Kurt Cobain is the one who recommended the idea to Fender, picking up the "Jag-Stang." Cobain was the first to receive and play the guitar, which also featured a mimic of his favorite guitar neck. He used it on rare occasions. He only used the bridge pickup, a DiMarzio H-8 humbucker, that was replaced by a custom Seymour Duncan pickup (equal to the modern day Seymour Duncan 59 bridge humbucker) at some time. Cobain's Sonic Blue Jag-Stang was given to R.E.M.'s Peter Buck by Courtney Love after Cobain died. He can be seen playing it (modified for right-handed playing) in the "What's the Frequency, Kenneth?" music video. Mike Mills, also from R.E.M., played this same guitar in concert during the song "Let Me In", itself a tribute to Kurt Cobain. An example of this can be seen on their Road Movie DVD. TAS 1000 guitarist, Cass Picken is seen playing a Sonic Blue Jag-Stang at a TAS-A-Thon. Ruban Nielson, of the band Unknown Mortal Orchestra, uses a red Jag-Stang.

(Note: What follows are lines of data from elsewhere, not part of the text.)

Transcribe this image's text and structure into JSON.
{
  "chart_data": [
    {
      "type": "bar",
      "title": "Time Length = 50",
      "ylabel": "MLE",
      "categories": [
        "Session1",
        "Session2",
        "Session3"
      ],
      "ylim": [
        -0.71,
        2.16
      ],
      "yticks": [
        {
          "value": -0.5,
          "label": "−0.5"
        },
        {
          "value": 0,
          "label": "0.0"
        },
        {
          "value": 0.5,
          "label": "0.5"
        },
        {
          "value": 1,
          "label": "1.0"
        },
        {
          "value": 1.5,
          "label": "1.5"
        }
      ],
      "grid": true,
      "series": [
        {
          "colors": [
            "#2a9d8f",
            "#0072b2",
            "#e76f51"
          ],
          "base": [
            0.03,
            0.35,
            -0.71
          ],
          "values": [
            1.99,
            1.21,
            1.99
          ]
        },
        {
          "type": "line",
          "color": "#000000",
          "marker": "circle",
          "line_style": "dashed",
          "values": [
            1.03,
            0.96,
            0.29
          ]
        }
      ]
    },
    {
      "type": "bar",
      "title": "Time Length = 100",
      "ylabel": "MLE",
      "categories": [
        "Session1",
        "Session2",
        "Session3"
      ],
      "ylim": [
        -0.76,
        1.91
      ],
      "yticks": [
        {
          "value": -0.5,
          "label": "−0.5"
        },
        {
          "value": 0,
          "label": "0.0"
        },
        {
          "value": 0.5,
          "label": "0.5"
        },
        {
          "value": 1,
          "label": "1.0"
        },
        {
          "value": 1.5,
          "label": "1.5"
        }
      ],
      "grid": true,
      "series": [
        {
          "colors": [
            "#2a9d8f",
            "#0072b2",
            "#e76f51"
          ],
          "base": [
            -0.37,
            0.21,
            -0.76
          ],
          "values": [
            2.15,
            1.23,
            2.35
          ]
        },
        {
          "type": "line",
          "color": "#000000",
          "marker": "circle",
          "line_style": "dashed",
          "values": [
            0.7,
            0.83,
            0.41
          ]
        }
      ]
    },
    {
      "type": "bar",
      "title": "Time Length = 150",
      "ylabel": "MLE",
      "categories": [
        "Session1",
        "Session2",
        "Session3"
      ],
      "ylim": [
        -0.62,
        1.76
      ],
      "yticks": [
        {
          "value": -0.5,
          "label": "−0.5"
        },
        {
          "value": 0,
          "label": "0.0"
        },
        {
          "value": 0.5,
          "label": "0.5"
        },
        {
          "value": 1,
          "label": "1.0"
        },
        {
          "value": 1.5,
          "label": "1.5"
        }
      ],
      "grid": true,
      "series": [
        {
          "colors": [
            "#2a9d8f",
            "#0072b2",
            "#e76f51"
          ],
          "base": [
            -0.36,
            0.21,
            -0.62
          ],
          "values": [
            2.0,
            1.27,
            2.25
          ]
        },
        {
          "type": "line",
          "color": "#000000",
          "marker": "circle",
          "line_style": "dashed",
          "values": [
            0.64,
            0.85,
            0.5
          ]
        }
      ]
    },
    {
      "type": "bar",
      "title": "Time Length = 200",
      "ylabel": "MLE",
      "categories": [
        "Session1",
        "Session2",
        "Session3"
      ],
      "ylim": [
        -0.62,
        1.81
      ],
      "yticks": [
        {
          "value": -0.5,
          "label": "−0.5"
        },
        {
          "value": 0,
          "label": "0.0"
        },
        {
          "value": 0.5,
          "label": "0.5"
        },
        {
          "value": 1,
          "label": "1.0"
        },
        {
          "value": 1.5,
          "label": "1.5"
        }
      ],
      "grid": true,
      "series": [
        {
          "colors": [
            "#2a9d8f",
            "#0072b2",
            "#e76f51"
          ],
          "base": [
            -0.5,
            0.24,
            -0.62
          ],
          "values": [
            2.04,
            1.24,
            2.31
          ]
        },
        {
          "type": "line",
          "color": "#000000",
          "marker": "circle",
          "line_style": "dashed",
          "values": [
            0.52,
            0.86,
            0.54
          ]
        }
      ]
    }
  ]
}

Dallon Weekes of I Dont Know How but They Found Me uses a Fender bass that appears to be modeled after the Jag-Stang's body style. Molly Rankin of Alvvays plays a red Jag-Stang. Nicolle Maroulis of indie-pop band Hit Like a Girl uses a custom shell pink Jag-stang. Conor Walls of rock band Turfboy uses a Sonic Blue Jag-Stang. Dylan Borkowski of alternative group Sixth In Line uses a partially disassembled red Jag-Stang. John McCauley of the band Deer Tick has been seen playing a Sonic Blue model, covered with stickers, live. Robert Madriaga from the band Barber Floyd has been seen playing a red custom Jag-Stang.